India's semiconductor push: ambitions, challenges and the India Semiconductor Mission
A government report says India faces steep challenges in chip manufacturing but must pursue it for national security, with the ₹76,000 crore India Semiconductor Mission and a first fab planned at Dholera by 2028.
A new government policy report has set out both the scale of India's ambition in semiconductors and the steep challenges ahead. The two main messages are clear: India faces serious hurdles in building world-class chip manufacturing, but national interest requires pursuing this field firmly despite the difficulties.
Semiconductors, or chips, sit inside almost all electronics, from phones and laptops to defence equipment. Yet India still does not have a single fabrication unit (fab) in operation. The first is expected to open in Dholera, Gujarat, by 2028, with around ten more at various stages of development. Several chip packaging and testing facilities have been heavily supported by central and some state governments.
Much of this effort runs through the India Semiconductor Mission (ISM), a fund of about ₹76,000 crore. It is largely earmarked for fabs, incentives for component manufacturing and subsidised access to industry-grade chip design tools for students and academia. The most ambitious fab projects have received capital subsidies of more than 50 percent, while others get incentives linked to output.
The report stresses that these are still early days, as even chips used in domestic electronics assembly are mostly imported. It warns that geopolitical risks, such as a disruption in Taiwan, could badly hit the global supply chain, and that relying on foreign-made chips in defence systems raises national security threats. Building a fab typically takes four to five years before production begins, and developing skilled talent takes years more. The report calls for sustained, mission-mode commitment over a decade or more, and for a second phase needing an estimated $45-60 billion in state spending, focused on lower-risk, "mature" and strategically relevant chips rather than only the most cutting-edge ones.

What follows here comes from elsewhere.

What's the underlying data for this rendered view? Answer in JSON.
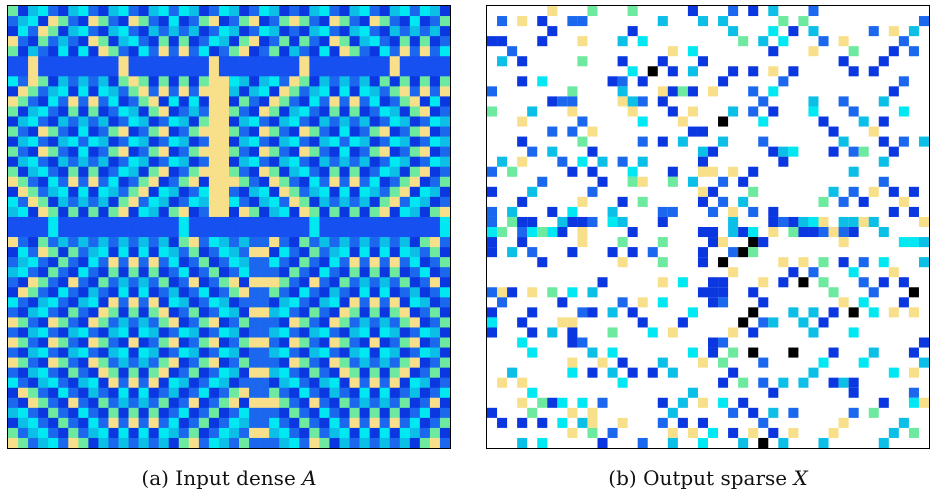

For exams, this is a high-value science, economy and security topic. Aspirants should remember why chips are strategically important, the India Semiconductor Mission and its ₹76,000 crore corpus, the planned first fab at Dholera by 2028, and the supply-chain and national-security reasons behind India's drive to make chips at home.
Key Points to Remember
- Semiconductors are used in nearly all electronics, including defence equipment
- India has no operational fab yet; the first is expected at Dholera, Gujarat by 2028
- The India Semiconductor Mission (ISM) has a corpus of about ₹76,000 crore
- Top fab projects have received capital subsidies of over 50 percent
- Geopolitical risks and reliance on imported chips for defence raise security concerns
- A second ISM phase may need an estimated $45-60 billion over ten years
Exam Relevance
Covers science and technology, economy and national security in one topic, with concrete schemes and figures useful for general studies.